I would like to note one more important assignment of the scope of Ms. Gabani’s research. A property that follows precisely from the rejection of simplistic settings. We used to say that the years 1965-1971 were years of unexpected and great liberalization. That liberalization would be abruptly stopped, p Theses from July, the product of the plenary meeting of the Central Committee of the PKR on July 6-9, 1971. That the relevant theses, reinforced at the plenary meeting in the autumn of the same year, would be inspired by the Sino-Korean model, which fascinated Nicolae Ceausescu during his visit to Asia in June 1971. Anneli Ute Gabani does not deny the importance of that moment. It even emphasizes the imprint of the Chinese Cultural Revolution in the cultural policy imposed by Nicolae Ceausescu after the above-mentioned visit. But he sees the first preparatory signs turning the page since 1968.
The year 1968, with all its complexity of facts, is strongly felt in Romania. General de Gaulle visited here when he succeeded in the Paris-Nanterre uprising, foreword by the famous French.
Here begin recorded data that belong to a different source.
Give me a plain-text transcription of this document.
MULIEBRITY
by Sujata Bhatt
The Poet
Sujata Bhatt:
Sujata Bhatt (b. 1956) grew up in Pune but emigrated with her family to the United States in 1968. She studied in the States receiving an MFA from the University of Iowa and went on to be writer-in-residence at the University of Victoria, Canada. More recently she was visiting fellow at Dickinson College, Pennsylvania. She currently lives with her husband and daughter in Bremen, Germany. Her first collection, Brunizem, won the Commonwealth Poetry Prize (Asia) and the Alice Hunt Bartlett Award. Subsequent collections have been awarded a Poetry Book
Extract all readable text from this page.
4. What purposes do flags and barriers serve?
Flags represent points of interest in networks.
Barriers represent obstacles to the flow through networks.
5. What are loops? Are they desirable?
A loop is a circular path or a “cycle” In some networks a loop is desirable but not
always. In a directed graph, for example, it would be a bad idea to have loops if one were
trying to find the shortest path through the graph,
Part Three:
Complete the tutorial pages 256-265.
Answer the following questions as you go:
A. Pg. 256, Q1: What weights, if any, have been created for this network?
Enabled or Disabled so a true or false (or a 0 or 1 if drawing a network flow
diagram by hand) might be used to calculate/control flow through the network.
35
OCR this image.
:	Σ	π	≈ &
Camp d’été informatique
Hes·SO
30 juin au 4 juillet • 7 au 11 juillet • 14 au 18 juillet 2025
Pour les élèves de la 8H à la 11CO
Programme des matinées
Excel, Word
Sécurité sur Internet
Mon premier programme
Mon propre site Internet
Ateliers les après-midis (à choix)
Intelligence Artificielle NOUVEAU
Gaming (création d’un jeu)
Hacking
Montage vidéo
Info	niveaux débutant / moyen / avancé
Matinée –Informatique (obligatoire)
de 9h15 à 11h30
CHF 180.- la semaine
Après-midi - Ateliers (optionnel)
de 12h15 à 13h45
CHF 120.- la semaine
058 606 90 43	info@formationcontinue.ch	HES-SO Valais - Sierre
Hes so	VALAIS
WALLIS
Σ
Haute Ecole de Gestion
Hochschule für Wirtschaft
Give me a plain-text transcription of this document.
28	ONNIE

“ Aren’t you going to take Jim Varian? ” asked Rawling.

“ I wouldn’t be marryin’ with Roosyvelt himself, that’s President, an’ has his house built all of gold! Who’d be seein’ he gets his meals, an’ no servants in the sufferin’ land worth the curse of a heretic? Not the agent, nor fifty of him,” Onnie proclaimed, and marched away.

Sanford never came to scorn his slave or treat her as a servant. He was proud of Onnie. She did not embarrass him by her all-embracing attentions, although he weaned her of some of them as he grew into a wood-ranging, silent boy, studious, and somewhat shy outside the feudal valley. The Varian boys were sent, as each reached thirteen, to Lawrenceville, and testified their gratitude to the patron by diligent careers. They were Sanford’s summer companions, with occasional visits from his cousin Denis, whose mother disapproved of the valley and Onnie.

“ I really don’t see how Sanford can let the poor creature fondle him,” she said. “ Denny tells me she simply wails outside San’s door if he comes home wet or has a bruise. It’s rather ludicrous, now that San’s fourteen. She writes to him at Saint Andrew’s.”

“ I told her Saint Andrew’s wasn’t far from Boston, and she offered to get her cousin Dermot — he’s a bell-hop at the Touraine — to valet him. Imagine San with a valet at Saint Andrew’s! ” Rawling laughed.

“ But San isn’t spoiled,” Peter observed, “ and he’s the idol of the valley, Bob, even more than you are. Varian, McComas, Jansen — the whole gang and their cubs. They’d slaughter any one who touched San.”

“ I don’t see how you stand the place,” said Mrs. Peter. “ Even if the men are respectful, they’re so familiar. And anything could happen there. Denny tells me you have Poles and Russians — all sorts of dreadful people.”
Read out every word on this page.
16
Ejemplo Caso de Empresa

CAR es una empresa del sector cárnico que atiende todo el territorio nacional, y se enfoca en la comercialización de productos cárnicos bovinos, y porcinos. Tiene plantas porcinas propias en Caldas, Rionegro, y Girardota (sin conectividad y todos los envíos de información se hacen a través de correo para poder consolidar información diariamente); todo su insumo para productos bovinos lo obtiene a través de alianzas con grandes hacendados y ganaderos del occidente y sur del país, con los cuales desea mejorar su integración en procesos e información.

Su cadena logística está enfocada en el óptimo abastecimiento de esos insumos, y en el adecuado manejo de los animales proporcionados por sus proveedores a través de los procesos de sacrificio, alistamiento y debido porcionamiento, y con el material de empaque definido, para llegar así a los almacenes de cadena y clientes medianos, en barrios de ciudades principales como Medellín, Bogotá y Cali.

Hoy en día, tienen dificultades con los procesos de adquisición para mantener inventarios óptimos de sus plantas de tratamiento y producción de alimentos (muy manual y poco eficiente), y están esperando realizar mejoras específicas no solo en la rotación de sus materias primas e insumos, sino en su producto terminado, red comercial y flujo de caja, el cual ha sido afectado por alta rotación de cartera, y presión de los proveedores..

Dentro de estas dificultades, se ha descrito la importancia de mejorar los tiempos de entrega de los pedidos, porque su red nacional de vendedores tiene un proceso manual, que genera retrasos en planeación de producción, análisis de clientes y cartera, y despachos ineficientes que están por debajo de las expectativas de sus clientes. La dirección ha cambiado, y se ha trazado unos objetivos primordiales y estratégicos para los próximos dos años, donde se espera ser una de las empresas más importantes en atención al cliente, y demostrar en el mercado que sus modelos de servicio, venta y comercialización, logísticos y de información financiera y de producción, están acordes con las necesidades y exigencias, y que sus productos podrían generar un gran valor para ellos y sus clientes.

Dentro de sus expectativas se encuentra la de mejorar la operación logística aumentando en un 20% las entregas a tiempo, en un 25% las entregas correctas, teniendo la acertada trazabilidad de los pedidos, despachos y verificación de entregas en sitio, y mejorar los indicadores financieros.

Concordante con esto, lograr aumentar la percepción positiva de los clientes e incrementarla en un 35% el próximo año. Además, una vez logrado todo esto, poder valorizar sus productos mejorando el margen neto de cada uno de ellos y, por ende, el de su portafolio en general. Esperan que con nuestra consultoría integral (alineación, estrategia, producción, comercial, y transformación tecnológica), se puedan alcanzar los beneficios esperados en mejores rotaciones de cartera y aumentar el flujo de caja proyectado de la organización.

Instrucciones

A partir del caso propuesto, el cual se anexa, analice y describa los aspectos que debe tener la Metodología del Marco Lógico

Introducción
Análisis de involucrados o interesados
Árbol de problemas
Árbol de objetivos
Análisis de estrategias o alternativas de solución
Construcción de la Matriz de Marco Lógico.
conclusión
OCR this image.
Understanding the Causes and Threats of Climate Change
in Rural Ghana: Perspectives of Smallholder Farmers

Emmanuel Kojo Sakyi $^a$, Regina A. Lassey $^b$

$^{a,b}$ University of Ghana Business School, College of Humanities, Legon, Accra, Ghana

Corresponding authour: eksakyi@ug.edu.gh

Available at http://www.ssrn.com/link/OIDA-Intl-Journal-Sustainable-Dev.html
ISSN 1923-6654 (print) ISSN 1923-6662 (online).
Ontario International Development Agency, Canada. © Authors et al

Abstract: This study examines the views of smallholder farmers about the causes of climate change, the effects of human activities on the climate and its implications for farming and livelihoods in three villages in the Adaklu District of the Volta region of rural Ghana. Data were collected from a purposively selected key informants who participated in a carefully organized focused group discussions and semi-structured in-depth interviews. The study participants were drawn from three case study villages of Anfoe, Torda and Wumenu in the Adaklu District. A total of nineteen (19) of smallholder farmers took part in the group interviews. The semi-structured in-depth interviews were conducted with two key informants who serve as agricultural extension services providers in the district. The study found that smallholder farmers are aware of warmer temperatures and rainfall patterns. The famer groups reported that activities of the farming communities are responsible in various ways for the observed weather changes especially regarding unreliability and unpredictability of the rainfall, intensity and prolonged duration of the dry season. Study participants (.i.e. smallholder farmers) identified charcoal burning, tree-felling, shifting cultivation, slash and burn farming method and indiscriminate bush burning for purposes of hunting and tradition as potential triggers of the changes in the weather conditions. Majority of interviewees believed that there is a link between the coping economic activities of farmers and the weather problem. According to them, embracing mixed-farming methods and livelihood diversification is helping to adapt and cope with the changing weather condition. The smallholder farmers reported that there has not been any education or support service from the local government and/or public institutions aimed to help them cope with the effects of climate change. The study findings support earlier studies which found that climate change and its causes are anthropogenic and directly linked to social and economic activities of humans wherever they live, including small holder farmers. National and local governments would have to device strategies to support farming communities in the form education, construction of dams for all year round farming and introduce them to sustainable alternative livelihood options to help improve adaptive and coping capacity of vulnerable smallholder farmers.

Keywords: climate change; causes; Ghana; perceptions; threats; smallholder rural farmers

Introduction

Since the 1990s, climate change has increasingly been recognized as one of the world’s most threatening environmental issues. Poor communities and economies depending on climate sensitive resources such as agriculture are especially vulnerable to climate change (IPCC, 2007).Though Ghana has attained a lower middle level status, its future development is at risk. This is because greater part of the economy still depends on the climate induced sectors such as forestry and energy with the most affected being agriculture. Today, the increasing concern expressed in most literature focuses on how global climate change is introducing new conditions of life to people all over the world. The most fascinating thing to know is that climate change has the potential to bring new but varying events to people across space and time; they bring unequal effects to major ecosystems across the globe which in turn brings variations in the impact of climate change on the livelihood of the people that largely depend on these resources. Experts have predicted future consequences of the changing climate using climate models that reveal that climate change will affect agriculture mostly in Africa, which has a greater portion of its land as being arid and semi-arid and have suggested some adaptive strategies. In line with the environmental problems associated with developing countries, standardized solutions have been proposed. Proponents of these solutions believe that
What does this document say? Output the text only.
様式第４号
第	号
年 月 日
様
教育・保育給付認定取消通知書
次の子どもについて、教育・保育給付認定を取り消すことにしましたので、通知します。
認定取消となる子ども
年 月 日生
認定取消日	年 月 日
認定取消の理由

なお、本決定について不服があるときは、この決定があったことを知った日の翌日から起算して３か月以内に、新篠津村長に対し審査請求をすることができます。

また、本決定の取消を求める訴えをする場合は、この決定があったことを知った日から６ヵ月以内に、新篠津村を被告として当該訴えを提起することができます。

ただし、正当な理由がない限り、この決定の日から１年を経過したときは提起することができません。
It was a visit that marked a new success for Ceausescu in his foreign policy, a policy that he was able to use very cleverly in favor of his own image as an atypical leader, not subject to Moscow, which makes him a special figure compared to other leaders of socialist countries. In 1968, after the removal of Aleksandar Dragić from the public scene and the interested rehabilitation of Lucretsiu Petrashkan, the young PKR leader virtually won the power struggle he had focused on for the first three years of his rule. Years of true liberalization. – read the entire article and comment on Contributors.ro.